Google My Business is a free service provided by Google to local businesses all over the U.S. If your medical practice doesn’t already have a business listing, claim yours right away. With a business listing, you can manage how your practice shows up on Google and add hours of operation, photos from your practice, and other information you deem valuable to the public.
In addition, add your listing to popular physician rating websites like HealthGrades, Yelp, RateMDs, CareDash and others.
Having an informative, user-friendly website is imperative for your business in today’s digital realm. Potential patients are checking out the practice’s website and reviews before calling or scheduling an appointment. If you do not have a website or if it’s not up-to-date, that first online visit could be the potential patient’s last one.
Furthermore, building and maintaining your business’s website means that it will appear on search engines more readily, which means more potential patients. While many practices will hire a company to design a website, you can always create your own through platforms like Squarespace, Wix, and WordPress.
Currently, more than 40% of consumers say that information found via social media affects the decisions they make with their health, including their choice of a specific doctor, medical facility, or hospital.
Physicians who ignore social media are missing out on this multi-faceted tool that most Americans use to gain information. Creating and maintaining social media accounts (Facebook, LinkedIn, Twitter, and Instagram) not only helps potential patients find your practice but provides useful information about your practice. Social media activity also shows up in Google search results, so the more positive interactions through social media, the better.
In addition to maintaining a strong social media presence, developing relevant Q&A and FAQs and posting them online is a sure way to increase your online reputation. Most people who have health/medical-related questions will easily find answers in the user-friendly Q&A format.
For example, Quora is the most popular question and answer website globally, but it is also a content forum. It can be used to showcase a physician’s credentials and expertise while they answer questions on specific topics. The Quora profile link also appears in Google searches when a potential patient searches for a specific physician.
Patient privacy issues will, of course, guide how physicians post information online, especially through social media. The best practice is to avoid posting information about patients anywhere online, even if the postings don’t openly identify a patient. More information regarding HIPAA compliance for healthcare professionals can be found through HHS.gov.

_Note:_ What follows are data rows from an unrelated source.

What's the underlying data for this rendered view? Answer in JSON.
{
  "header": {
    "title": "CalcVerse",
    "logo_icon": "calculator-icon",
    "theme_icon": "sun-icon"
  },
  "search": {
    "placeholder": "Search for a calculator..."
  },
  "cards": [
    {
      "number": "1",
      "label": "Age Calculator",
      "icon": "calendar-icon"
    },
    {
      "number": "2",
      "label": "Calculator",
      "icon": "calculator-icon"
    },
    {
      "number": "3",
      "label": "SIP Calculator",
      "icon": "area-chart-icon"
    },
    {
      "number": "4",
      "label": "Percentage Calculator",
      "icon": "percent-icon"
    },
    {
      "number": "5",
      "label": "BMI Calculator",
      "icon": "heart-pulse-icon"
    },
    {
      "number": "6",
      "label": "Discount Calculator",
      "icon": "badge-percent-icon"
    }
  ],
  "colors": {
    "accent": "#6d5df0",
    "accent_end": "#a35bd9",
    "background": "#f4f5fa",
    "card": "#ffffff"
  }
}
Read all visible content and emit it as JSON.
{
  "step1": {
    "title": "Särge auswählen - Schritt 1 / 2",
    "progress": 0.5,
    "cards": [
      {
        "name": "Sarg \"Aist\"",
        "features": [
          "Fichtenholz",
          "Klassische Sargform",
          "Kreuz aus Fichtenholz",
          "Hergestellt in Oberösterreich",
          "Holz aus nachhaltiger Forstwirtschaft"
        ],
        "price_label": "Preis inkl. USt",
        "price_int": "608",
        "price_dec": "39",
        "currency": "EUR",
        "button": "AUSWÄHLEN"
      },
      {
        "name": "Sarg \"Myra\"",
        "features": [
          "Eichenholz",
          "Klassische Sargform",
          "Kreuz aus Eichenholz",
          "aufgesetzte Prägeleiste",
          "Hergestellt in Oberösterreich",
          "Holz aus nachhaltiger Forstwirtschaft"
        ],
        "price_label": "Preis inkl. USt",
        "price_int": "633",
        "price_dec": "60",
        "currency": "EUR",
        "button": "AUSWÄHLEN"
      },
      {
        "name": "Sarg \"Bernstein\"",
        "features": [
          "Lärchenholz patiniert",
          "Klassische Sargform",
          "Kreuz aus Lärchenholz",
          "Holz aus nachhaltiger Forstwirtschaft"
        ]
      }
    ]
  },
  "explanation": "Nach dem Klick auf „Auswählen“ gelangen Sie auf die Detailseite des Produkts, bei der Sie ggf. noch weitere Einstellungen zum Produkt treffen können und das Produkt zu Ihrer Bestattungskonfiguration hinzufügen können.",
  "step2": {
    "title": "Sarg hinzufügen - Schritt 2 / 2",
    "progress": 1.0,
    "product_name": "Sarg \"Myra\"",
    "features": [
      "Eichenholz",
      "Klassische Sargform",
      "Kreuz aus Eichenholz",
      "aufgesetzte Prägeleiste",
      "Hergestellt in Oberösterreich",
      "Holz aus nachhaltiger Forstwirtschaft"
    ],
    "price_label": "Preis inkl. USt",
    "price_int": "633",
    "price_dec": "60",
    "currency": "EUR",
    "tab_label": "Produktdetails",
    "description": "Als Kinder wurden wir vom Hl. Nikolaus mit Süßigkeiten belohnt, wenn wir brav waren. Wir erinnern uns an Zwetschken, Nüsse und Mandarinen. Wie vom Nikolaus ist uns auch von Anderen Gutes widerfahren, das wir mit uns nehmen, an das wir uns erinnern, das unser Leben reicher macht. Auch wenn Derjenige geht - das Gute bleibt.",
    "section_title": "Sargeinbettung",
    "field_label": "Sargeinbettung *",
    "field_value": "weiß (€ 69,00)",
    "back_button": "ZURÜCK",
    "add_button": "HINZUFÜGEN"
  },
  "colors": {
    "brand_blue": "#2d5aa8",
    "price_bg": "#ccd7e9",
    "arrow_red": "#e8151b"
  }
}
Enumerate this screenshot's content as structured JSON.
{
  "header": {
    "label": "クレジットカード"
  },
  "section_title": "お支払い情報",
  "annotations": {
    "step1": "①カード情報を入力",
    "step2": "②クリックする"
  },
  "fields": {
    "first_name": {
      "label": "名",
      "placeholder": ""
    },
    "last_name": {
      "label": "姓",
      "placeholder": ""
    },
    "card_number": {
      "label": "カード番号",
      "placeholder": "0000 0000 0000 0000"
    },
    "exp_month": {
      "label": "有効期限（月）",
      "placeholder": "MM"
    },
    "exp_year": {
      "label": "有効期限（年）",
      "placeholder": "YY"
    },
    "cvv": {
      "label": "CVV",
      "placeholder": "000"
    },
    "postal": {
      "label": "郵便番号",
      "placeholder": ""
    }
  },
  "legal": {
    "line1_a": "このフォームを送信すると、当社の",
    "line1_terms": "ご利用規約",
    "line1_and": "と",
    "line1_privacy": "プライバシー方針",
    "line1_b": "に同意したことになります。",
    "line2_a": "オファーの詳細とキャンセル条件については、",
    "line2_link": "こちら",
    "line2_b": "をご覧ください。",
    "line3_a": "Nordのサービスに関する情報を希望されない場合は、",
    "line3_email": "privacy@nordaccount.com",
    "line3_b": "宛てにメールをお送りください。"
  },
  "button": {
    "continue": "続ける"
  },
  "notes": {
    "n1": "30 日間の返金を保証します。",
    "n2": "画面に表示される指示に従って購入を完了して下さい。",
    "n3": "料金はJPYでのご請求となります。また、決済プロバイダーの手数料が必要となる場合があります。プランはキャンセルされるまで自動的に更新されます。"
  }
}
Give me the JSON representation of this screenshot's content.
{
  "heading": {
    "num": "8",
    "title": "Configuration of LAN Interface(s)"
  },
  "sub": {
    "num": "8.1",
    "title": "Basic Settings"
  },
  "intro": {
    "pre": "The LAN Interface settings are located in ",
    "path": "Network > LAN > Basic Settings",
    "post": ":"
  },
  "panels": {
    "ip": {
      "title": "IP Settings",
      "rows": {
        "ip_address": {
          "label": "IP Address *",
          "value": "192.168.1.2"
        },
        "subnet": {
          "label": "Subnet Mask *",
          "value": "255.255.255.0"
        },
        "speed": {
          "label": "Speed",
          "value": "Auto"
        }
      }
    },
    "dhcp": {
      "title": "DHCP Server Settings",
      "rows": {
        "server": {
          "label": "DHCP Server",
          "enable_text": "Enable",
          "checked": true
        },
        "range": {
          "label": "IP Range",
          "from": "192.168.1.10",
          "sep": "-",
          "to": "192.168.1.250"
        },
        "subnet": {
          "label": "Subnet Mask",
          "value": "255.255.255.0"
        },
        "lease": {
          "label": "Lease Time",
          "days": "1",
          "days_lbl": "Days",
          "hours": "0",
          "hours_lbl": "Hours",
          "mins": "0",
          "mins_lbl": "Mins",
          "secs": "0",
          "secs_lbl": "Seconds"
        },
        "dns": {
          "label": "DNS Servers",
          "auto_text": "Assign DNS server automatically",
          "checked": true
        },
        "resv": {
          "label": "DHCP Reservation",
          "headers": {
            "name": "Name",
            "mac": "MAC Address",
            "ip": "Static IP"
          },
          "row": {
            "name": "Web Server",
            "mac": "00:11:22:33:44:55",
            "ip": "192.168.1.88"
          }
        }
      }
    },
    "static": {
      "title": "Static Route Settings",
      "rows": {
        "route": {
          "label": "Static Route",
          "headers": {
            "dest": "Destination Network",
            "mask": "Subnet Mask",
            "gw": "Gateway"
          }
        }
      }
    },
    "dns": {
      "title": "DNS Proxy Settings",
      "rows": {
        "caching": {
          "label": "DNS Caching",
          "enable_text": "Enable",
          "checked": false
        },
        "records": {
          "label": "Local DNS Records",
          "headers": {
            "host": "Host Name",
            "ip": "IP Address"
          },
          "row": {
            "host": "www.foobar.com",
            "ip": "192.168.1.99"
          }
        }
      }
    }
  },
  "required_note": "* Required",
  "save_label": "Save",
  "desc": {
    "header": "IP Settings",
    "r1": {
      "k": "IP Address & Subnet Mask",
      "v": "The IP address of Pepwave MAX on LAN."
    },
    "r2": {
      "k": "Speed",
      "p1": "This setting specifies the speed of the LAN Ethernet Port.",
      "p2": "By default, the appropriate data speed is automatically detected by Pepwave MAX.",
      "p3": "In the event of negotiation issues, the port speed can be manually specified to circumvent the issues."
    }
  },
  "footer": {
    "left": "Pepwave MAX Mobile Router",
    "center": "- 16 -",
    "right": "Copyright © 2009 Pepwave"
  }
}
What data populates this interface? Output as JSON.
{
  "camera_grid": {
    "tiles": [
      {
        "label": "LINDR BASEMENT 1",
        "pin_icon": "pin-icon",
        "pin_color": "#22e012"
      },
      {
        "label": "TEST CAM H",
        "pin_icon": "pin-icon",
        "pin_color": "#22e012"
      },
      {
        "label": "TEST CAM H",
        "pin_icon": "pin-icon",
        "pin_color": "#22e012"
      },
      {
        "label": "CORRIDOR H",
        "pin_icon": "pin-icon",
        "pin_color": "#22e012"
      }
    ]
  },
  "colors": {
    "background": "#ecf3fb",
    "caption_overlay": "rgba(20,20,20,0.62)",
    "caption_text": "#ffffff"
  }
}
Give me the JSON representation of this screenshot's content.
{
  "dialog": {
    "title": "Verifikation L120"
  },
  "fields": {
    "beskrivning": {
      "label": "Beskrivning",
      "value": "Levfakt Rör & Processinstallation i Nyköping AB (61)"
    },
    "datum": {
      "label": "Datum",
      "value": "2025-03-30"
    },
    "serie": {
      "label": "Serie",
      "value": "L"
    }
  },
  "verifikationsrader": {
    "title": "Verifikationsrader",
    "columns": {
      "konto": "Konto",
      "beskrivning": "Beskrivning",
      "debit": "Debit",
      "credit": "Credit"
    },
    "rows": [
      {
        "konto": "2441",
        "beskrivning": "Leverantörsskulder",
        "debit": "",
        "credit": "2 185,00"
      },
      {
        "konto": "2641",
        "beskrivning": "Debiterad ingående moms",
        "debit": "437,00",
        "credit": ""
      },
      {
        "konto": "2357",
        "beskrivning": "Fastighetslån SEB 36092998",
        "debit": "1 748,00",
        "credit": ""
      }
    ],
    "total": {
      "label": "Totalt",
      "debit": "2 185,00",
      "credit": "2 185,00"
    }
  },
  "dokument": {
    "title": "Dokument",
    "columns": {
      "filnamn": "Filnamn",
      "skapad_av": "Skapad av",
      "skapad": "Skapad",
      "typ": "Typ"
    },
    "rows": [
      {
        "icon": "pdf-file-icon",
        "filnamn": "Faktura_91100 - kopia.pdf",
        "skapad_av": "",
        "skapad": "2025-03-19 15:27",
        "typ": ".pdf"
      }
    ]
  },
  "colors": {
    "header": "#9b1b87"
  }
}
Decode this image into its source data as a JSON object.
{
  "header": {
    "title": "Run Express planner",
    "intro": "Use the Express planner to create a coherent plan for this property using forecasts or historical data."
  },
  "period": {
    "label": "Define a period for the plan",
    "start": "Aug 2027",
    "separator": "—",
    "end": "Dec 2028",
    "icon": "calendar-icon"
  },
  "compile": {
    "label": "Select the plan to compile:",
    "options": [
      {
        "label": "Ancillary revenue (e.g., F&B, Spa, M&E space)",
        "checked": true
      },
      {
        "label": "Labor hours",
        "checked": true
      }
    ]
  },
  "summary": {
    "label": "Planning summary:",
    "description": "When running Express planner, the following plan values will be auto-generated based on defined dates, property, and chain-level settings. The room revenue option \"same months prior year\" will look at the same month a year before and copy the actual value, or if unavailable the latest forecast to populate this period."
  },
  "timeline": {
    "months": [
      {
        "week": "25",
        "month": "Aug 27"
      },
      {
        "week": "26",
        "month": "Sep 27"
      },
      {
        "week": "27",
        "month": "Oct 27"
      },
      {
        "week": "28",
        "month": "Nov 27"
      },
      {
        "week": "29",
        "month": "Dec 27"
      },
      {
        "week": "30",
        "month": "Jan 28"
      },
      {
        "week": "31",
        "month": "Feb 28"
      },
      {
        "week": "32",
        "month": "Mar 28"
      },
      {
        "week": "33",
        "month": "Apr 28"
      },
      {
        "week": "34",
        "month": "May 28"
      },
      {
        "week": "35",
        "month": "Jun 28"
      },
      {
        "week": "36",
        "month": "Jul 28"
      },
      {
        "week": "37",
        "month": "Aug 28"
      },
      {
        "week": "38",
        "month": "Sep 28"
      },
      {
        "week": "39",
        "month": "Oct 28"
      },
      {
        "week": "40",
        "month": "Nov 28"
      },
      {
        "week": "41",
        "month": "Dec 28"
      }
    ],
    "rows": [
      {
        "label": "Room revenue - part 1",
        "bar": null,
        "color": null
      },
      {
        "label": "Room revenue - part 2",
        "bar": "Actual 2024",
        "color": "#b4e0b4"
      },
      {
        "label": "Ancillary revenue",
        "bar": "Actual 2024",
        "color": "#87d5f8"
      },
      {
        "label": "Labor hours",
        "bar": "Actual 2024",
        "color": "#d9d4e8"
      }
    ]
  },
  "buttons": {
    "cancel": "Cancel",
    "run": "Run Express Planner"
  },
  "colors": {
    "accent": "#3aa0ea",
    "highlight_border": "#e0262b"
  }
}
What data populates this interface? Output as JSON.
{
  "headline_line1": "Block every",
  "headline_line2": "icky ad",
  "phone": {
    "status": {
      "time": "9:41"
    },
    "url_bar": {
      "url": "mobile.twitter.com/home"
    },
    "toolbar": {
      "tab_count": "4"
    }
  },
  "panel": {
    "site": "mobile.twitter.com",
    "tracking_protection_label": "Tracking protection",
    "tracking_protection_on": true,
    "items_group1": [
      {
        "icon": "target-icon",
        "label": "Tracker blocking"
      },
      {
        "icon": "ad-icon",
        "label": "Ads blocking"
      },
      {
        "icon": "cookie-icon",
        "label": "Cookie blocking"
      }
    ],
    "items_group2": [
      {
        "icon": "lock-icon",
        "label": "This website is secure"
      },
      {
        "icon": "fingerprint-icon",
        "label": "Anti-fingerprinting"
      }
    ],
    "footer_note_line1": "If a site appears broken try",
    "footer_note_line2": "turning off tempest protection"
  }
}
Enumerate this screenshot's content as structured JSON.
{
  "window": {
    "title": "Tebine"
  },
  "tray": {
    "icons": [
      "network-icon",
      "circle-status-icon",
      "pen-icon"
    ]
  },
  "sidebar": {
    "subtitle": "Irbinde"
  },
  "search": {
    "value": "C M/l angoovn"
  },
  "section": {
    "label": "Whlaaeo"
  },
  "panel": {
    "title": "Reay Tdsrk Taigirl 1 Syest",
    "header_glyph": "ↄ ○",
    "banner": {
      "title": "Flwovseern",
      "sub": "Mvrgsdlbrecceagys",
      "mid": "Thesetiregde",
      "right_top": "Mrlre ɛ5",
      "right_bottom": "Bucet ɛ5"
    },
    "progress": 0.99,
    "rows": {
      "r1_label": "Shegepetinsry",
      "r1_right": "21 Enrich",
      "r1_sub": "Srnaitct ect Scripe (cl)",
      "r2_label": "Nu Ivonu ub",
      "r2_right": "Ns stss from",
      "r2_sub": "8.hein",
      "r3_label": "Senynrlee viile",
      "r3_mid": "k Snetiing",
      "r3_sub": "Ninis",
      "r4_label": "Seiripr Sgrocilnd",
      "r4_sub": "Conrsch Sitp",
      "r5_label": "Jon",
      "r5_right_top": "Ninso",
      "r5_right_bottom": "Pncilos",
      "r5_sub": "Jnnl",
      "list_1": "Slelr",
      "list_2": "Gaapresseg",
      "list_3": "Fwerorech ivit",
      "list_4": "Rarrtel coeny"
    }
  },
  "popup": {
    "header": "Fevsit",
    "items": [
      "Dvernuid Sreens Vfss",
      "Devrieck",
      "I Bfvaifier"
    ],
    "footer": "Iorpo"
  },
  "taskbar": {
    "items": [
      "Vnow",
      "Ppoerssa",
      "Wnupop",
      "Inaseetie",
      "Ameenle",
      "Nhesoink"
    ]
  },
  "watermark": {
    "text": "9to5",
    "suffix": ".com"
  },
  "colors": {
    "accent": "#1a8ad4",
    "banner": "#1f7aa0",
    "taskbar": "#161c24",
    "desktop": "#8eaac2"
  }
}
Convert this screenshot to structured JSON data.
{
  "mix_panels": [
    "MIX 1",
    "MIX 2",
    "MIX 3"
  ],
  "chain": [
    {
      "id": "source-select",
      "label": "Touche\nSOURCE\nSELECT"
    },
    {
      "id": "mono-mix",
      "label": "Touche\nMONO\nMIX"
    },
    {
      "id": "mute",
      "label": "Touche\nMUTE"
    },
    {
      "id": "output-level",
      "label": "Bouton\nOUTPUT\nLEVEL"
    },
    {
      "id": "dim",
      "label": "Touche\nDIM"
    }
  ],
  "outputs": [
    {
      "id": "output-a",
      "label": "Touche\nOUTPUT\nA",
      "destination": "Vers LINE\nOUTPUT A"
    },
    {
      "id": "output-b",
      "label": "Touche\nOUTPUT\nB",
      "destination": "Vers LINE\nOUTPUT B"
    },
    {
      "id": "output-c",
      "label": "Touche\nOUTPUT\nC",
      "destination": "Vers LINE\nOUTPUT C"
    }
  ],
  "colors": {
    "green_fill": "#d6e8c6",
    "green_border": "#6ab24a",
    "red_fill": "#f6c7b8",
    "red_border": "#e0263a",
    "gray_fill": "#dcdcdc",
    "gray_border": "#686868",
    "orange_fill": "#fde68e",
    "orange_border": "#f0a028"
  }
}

After you have set your positive online reputation into motion, you must maintain it regularly. Keep in mind that one poor review may change your online status overnight, so it’s important to set aside time each week for maintenance. One useful tool is to set up Google Alerts so that you will be notified anytime your name or your practice’s name is mentioned online.
Gone are the days where a company’s reputation depends on word-of-mouth reviews. The overwhelming effect of having a strong online reputation is backed by statistics. While it takes some proactive thought and work, it could be the difference between a struggling or successful medical practice.